プロローグ
 
 
「僕は君を愛してない。」


「私も君を愛していない。」


それならどんな理由でなんのために…


どうして君はこんなに涙を零して、それから僕も泣いているんだ。





「…愛してない…愛してなんか…ないんだ。」


「…うん…それで…いいの。
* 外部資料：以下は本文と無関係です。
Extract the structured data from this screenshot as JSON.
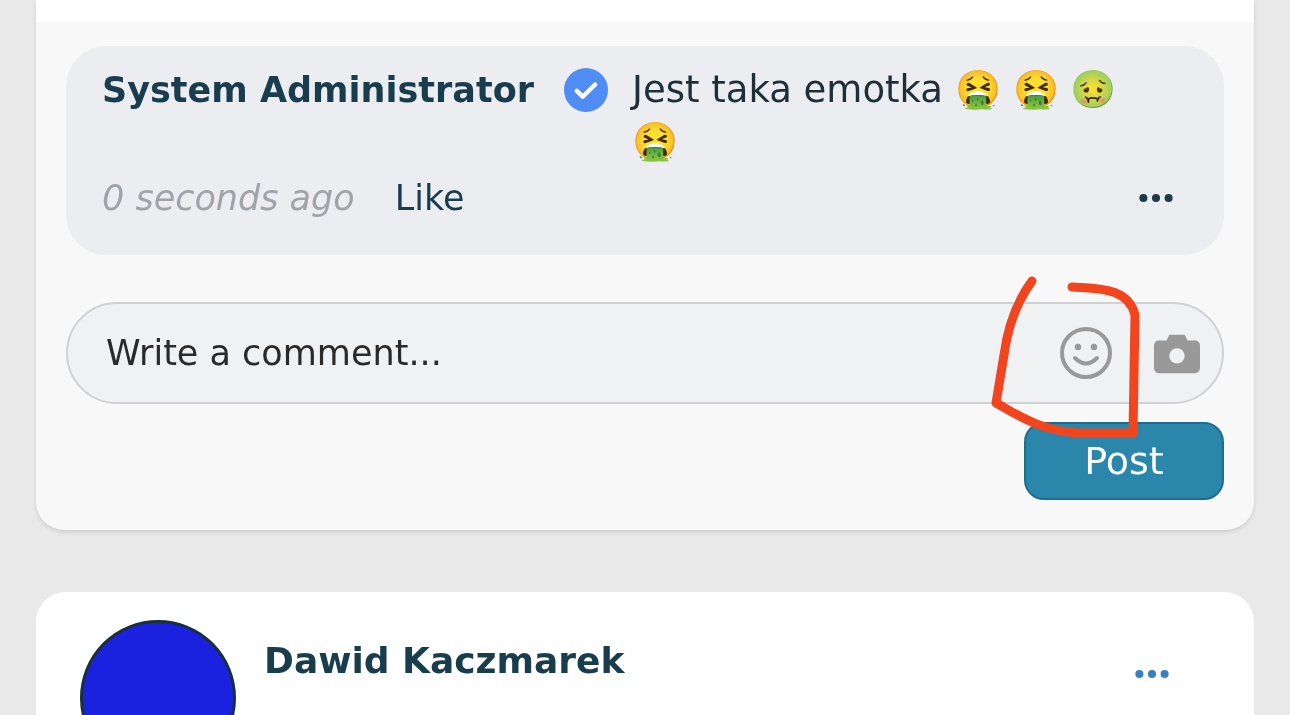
{
  "comment": {
    "author": "System Administrator",
    "verified": true,
    "text": "Jest taka emotka 🤮 🤮 🤢 🤮",
    "time": "0 seconds ago",
    "like": "Like"
  },
  "composer": {
    "placeholder": "Write a comment...",
    "post_button": "Post"
  },
  "next_post": {
    "author": "Dawid Kaczmarek"
  }
}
」


「これはただの興味本位、僕たちは…」


「私たちはお互いにただ、興味を持っただけ…」


胸が焼けるように痛くて苦しかった。


彼女とこうして身体を重ねて、汗と温もりを、ありのまま感じているのに。


『その言葉を口にしてはいけない』


『愛していると伝えられない』


傍にいられるだけで良かった、それだけだった。


僕が君のことを知りすぎてしまったから、こうなったのか?


君以外、どうだっていい、何もいらない。


君が遠ざかってしまう、だからその前にせめて、愛していると言わせて欲しい。


でもそれは、彼女を深く傷つけてしまう言葉で…。


繋ぎ合わさった部分が熱く濡れて、僕ら二人は今、ひとつになっているはずなのに…


リナリーをこんなに、体全身で感じているのに、なんでなんだ…


僕にとってこれは世界一愛しくて、悲しい口づけ―――


言葉にできない『愛している』を、僕は心のなかで静かに囁いた。